What I found was that the six metrics I use when choosing a value stock are consistent with Buffett’s purchases.
By way of background, here are the six Value Investing Metrics I use:
- Price to book of less than 1 (can go up to a PB of 1.5)
- Price to earnings less than 15
- Positive Cashflow
- Positive Earnings per share
- Return on equity greater than 8% on average per year
- Dividend Yield
Wells Fargo (WFC)
Total return: 9,417%
Buffett started buying Wells Fargo stock in 1990. At the beginning of the year, the P/B was 1.668 and by the end it was 1.379, for a rough estimated P/B ratio of 1.5. Using similar tactics We find the metrics for Wells Fargo around the time Buffett was buying up shares:
- Price to book: 1.5
- Price to earnings: 8
- Cashflow: 1.668 billion
- Earnings per share: $.3450
- Return on equity: 19.52%
- Dividend Yield: 4%
Total return: 720%
Buffett bought this Chinese stock in 2002-2003 and sold in 2007.
- Price to book: Data not available
- Price to earnings: 6
- Cashflow: 1.668 billion
- Earnings per share: $3
- Return on equity: 15.41%
- Dividend Yield: 7.5%
Fundamentals in 2007:
- Price to book: 3.194
- Price to earnings: 17
- Cashflow: 26.83B from operations
- Earnings per share: 10.64
- Return on equity: 23%
- Dividend Yield: 3%
It’s interesting that the price to book was relatively higher than a traditional value stock. The dividend yield had fallen and both cashflow and earnings per share had expanded tremendously.
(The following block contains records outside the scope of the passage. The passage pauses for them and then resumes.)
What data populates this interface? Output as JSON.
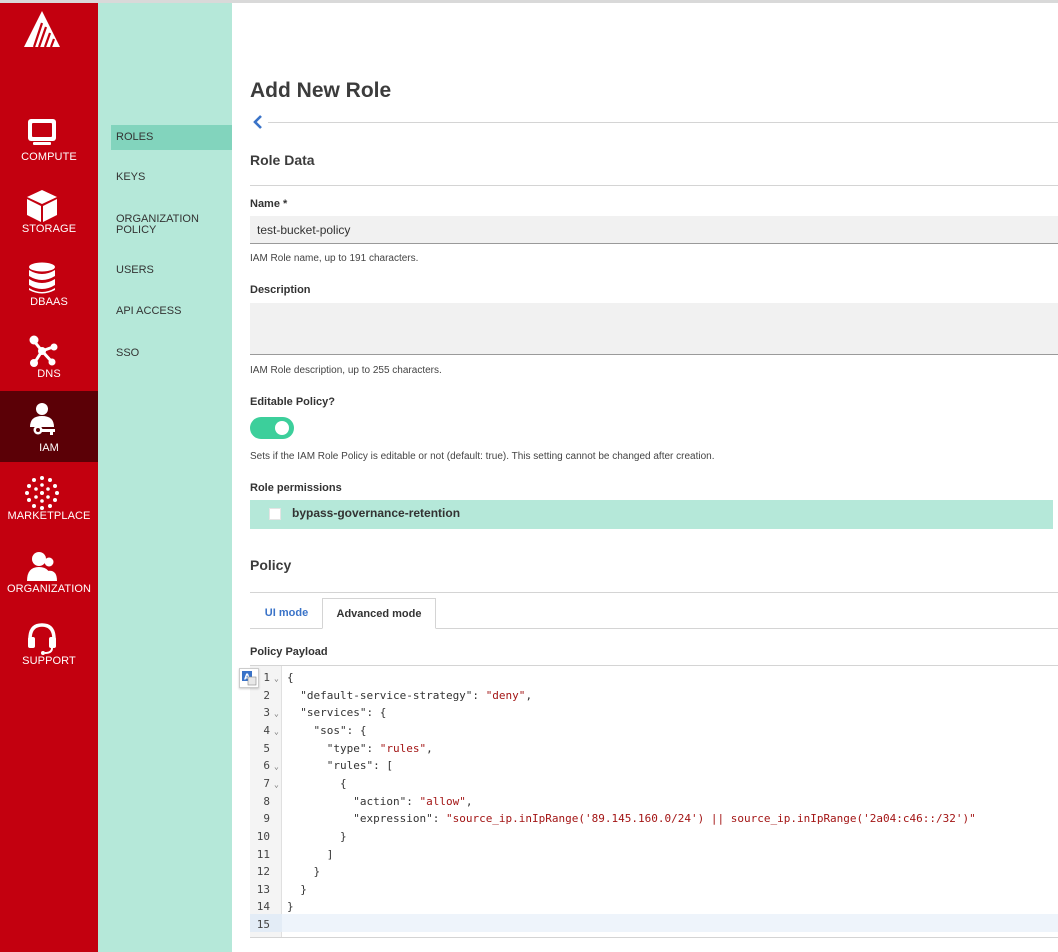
{
  "nav": {
    "items": [
      {
        "label": "COMPUTE",
        "icon": "monitor-icon"
      },
      {
        "label": "STORAGE",
        "icon": "cube-icon"
      },
      {
        "label": "DBAAS",
        "icon": "database-icon"
      },
      {
        "label": "DNS",
        "icon": "network-icon"
      },
      {
        "label": "IAM",
        "icon": "user-key-icon",
        "active": true
      },
      {
        "label": "MARKETPLACE",
        "icon": "dots-circle-icon"
      },
      {
        "label": "ORGANIZATION",
        "icon": "users-icon"
      },
      {
        "label": "SUPPORT",
        "icon": "headset-icon"
      }
    ]
  },
  "subnav": {
    "items": [
      {
        "label": "ROLES",
        "active": true
      },
      {
        "label": "KEYS"
      },
      {
        "label": "ORGANIZATION\nPOLICY"
      },
      {
        "label": "USERS"
      },
      {
        "label": "API ACCESS"
      },
      {
        "label": "SSO"
      }
    ]
  },
  "page": {
    "title": "Add New Role",
    "role_data_heading": "Role Data",
    "name_label": "Name *",
    "name_value": "test-bucket-policy",
    "name_help": "IAM Role name, up to 191 characters.",
    "description_label": "Description",
    "description_value": "",
    "description_help": "IAM Role description, up to 255 characters.",
    "editable_label": "Editable Policy?",
    "editable_value": true,
    "editable_help": "Sets if the IAM Role Policy is editable or not (default: true). This setting cannot be changed after creation.",
    "permissions_label": "Role permissions",
    "permission_item": "bypass-governance-retention",
    "policy_heading": "Policy",
    "tabs": [
      "UI mode",
      "Advanced mode"
    ],
    "active_tab": "Advanced mode",
    "payload_label": "Policy Payload"
  },
  "colors": {
    "nav_bg": "#c3000f",
    "nav_active": "#5b0006",
    "subnav_bg": "#b5e8d9",
    "subnav_active": "#82d4bd",
    "toggle_on": "#3ccf9b",
    "link_blue": "#3a73c8",
    "string_red": "#a31515"
  },
  "editor": {
    "lines": [
      {
        "n": "1",
        "fold": true,
        "parts": [
          [
            "k",
            "{"
          ]
        ]
      },
      {
        "n": "2",
        "parts": [
          [
            "k",
            "  \"default-service-strategy\": "
          ],
          [
            "s",
            "\"deny\""
          ],
          [
            "k",
            ","
          ]
        ]
      },
      {
        "n": "3",
        "fold": true,
        "parts": [
          [
            "k",
            "  \"services\": {"
          ]
        ]
      },
      {
        "n": "4",
        "fold": true,
        "parts": [
          [
            "k",
            "    \"sos\": {"
          ]
        ]
      },
      {
        "n": "5",
        "parts": [
          [
            "k",
            "      \"type\": "
          ],
          [
            "s",
            "\"rules\""
          ],
          [
            "k",
            ","
          ]
        ]
      },
      {
        "n": "6",
        "fold": true,
        "parts": [
          [
            "k",
            "      \"rules\": ["
          ]
        ]
      },
      {
        "n": "7",
        "fold": true,
        "parts": [
          [
            "k",
            "        {"
          ]
        ]
      },
      {
        "n": "8",
        "parts": [
          [
            "k",
            "          \"action\": "
          ],
          [
            "s",
            "\"allow\""
          ],
          [
            "k",
            ","
          ]
        ]
      },
      {
        "n": "9",
        "parts": [
          [
            "k",
            "          \"expression\": "
          ],
          [
            "s",
            "\"source_ip.inIpRange('89.145.160.0/24') || source_ip.inIpRange('2a04:c46::/32')\""
          ]
        ]
      },
      {
        "n": "10",
        "parts": [
          [
            "k",
            "        }"
          ]
        ]
      },
      {
        "n": "11",
        "parts": [
          [
            "k",
            "      ]"
          ]
        ]
      },
      {
        "n": "12",
        "parts": [
          [
            "k",
            "    }"
          ]
        ]
      },
      {
        "n": "13",
        "parts": [
          [
            "k",
            "  }"
          ]
        ]
      },
      {
        "n": "14",
        "parts": [
          [
            "k",
            "}"
          ]
        ]
      },
      {
        "n": "15",
        "parts": []
      }
    ]
  }
}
His decision to sell PTR would likely also have factored in management, industry climate and political optics. To that last point, he may have wanted to pivot from an oil company to an electric car company because of the long term prospects and that it is more consistent with what democrats in the US find acceptable.
Total Return: 671%
Buffett bought this Chinese electric car maker in 2008. I had trouble finding historical stats for BYD. The following BYD stats are based on this article and the 2008 financial report.
- Price to book: 2.5
- Price to earnings: <8
- Cashflow: $273 million (converted from RMB1,816,362)
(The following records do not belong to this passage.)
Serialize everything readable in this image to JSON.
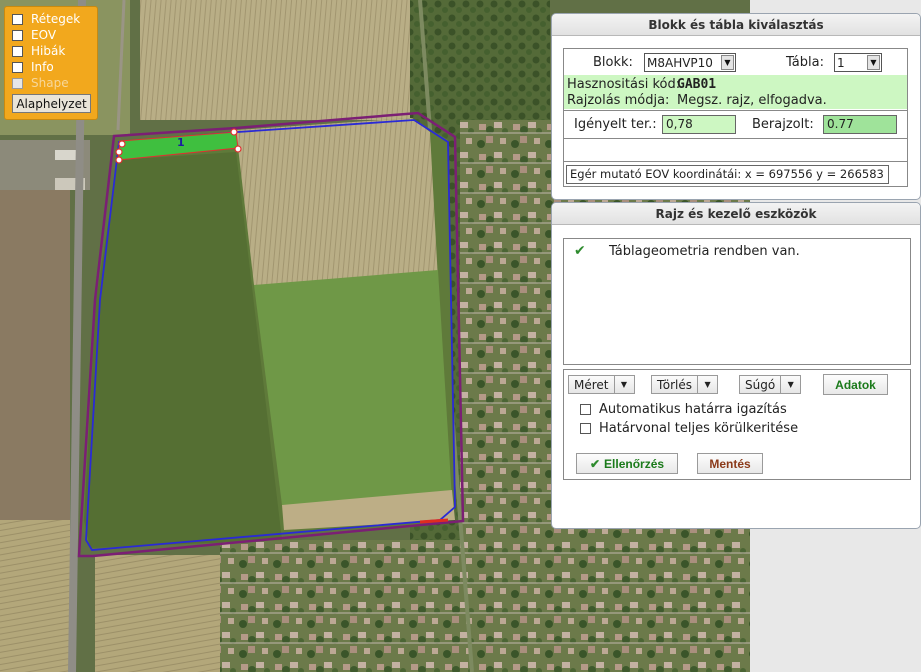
{
  "layers": {
    "items": [
      {
        "label": "Rétegek",
        "checked": false,
        "enabled": true
      },
      {
        "label": "EOV",
        "checked": false,
        "enabled": true
      },
      {
        "label": "Hibák",
        "checked": false,
        "enabled": true
      },
      {
        "label": "Info",
        "checked": false,
        "enabled": true
      },
      {
        "label": "Shape",
        "checked": false,
        "enabled": false
      }
    ],
    "reset_label": "Alaphelyzet"
  },
  "map": {
    "parcel_label": "1",
    "colors": {
      "parcel_outline": "#7b1f74",
      "drawn_outline": "#2a2ad6",
      "selection_fill": "#3fbf3f",
      "vertex": "#e03030",
      "orange_accent": "#f2a81d"
    }
  },
  "blokk_panel": {
    "title": "Blokk és tábla kiválasztás",
    "blokk_label": "Blokk:",
    "blokk_value": "M8AHVP10",
    "tabla_label": "Tábla:",
    "tabla_value": "1",
    "hasznositasi_label": "Hasznositási kód:",
    "hasznositasi_value": "GAB01",
    "rajzolas_label": "Rajzolás módja:",
    "rajzolas_value": "Megsz. rajz, elfogadva.",
    "igenyelt_label": "Igényelt ter.:",
    "igenyelt_value": "0,78",
    "berajzolt_label": "Berajzolt:",
    "berajzolt_value": "0.77",
    "coords_text": "Egér mutató EOV koordinátái: x = 697556  y = 266583"
  },
  "rajz_panel": {
    "title": "Rajz és kezelő eszközök",
    "status_icon": "check-icon",
    "status_text": "Táblageometria rendben van.",
    "tools": {
      "meret": "Méret",
      "torles": "Törlés",
      "sugo": "Súgó",
      "adatok": "Adatok"
    },
    "options": [
      {
        "label": "Automatikus határra igazítás",
        "checked": false
      },
      {
        "label": "Határvonal teljes körülkeritése",
        "checked": false
      }
    ],
    "ellenorzes_label": "Ellenőrzés",
    "mentes_label": "Mentés",
    "colors": {
      "adatok": "#1a7a1a",
      "mentes": "#8b3a1a",
      "check": "#2e8b2e"
    }
  }
}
- Earnings per share: $.08 (converted from RMB0.50
- Return on equity: ???
- Dividend Yield: none in 2008 but did pay a dividend in 2007
The price to earnings ratio is certainly attractive and the company is cashflow positive. The price to book is rather rich but a large factor in this purchase was probably the endorsement of Buffett’s right hand man, Charles Munger:
In 2008, Munger sold Buffett on Chinese car battery company BYD by saying that its CEO, Wang Chuan-Fu, was quite obviously a descendant of both Thomas Edison and Jack Welch. He solves problems like Edison and gets things done like Welch, Munger said. “I’ve never seen anything like it in my life.”
Total Return: 1,600%
Buffett is famous for owning Coke. He started buying the stock in 1987. I found an insightful article on why Warren Buffett bought Coke in 1987. Coke wasn’t a value stock by traditional metrics.
Coke was selling around 15 times earnings and I believe somewhere around 5 times book value at the time.
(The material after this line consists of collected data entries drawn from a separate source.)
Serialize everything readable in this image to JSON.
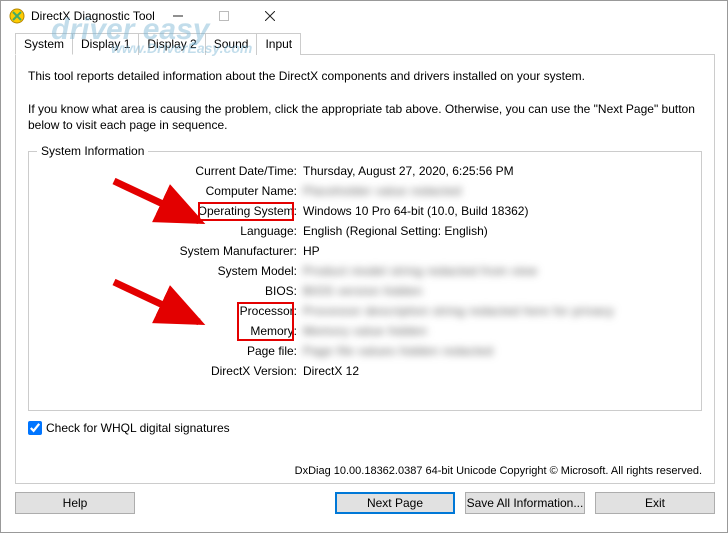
{
  "window": {
    "title": "DirectX Diagnostic Tool"
  },
  "tabs": [
    "System",
    "Display 1",
    "Display 2",
    "Sound",
    "Input"
  ],
  "intro": {
    "line1": "This tool reports detailed information about the DirectX components and drivers installed on your system.",
    "line2": "If you know what area is causing the problem, click the appropriate tab above.  Otherwise, you can use the \"Next Page\" button below to visit each page in sequence."
  },
  "fieldset_label": "System Information",
  "rows": [
    {
      "key": "Current Date/Time:",
      "val": "Thursday, August 27, 2020, 6:25:56 PM",
      "blur": false
    },
    {
      "key": "Computer Name:",
      "val": "Placeholder value redacted",
      "blur": true
    },
    {
      "key": "Operating System:",
      "val": "Windows 10 Pro 64-bit (10.0, Build 18362)",
      "blur": false
    },
    {
      "key": "Language:",
      "val": "English (Regional Setting: English)",
      "blur": false
    },
    {
      "key": "System Manufacturer:",
      "val": "HP",
      "blur": false
    },
    {
      "key": "System Model:",
      "val": "Product model string redacted from view",
      "blur": true
    },
    {
      "key": "BIOS:",
      "val": "BIOS version hidden",
      "blur": true
    },
    {
      "key": "Processor:",
      "val": "Processor description string redacted here for privacy",
      "blur": true
    },
    {
      "key": "Memory:",
      "val": "Memory value hidden",
      "blur": true
    },
    {
      "key": "Page file:",
      "val": "Page file values hidden redacted",
      "blur": true
    },
    {
      "key": "DirectX Version:",
      "val": "DirectX 12",
      "blur": false
    }
  ],
  "whql_label": "Check for WHQL digital signatures",
  "copyright": "DxDiag 10.00.18362.0387 64-bit Unicode  Copyright © Microsoft. All rights reserved.",
  "buttons": {
    "help": "Help",
    "next": "Next Page",
    "save": "Save All Information...",
    "exit": "Exit"
  },
  "watermark": {
    "line1": "driver easy",
    "line2": "www.DriverEasy.com"
  }
}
Buffett instead looked at the value of the brand and determined that it would cost $100 billion to build a similar brand and that Coke was undervalued since the whole company could be purchased for $20 billion.
He also started buying it in the same year as the 1987 stock market crash, putting into practice his adage: “We simply attempt to be fearful when others are greedy and to be greedy only when others are fearful.”
It’s a great example of how the value investing metrics are important, you can still be successful without them if there is an overarching larger reason why the stock is relatively undervalued.
Berkshire Hathaway (BRK.A)
Total return: 1,745,300%
Buffett bought this new england textile company in 1965 and used it as a holding company by the same name. I found some stats in this article.
- Price to book: .76
- Price to earnings: 7
- Cashflow: yes
- Earnings per share: Start of year: $3.7
- Return on equity: ???
- Dividend Yield: yes
A Proven Strategy
Value investing is a proven strategy. While there are few guarantees in life or investing it is no coincidence that one of the world’s most famous investors and wealthy investors is a value investor.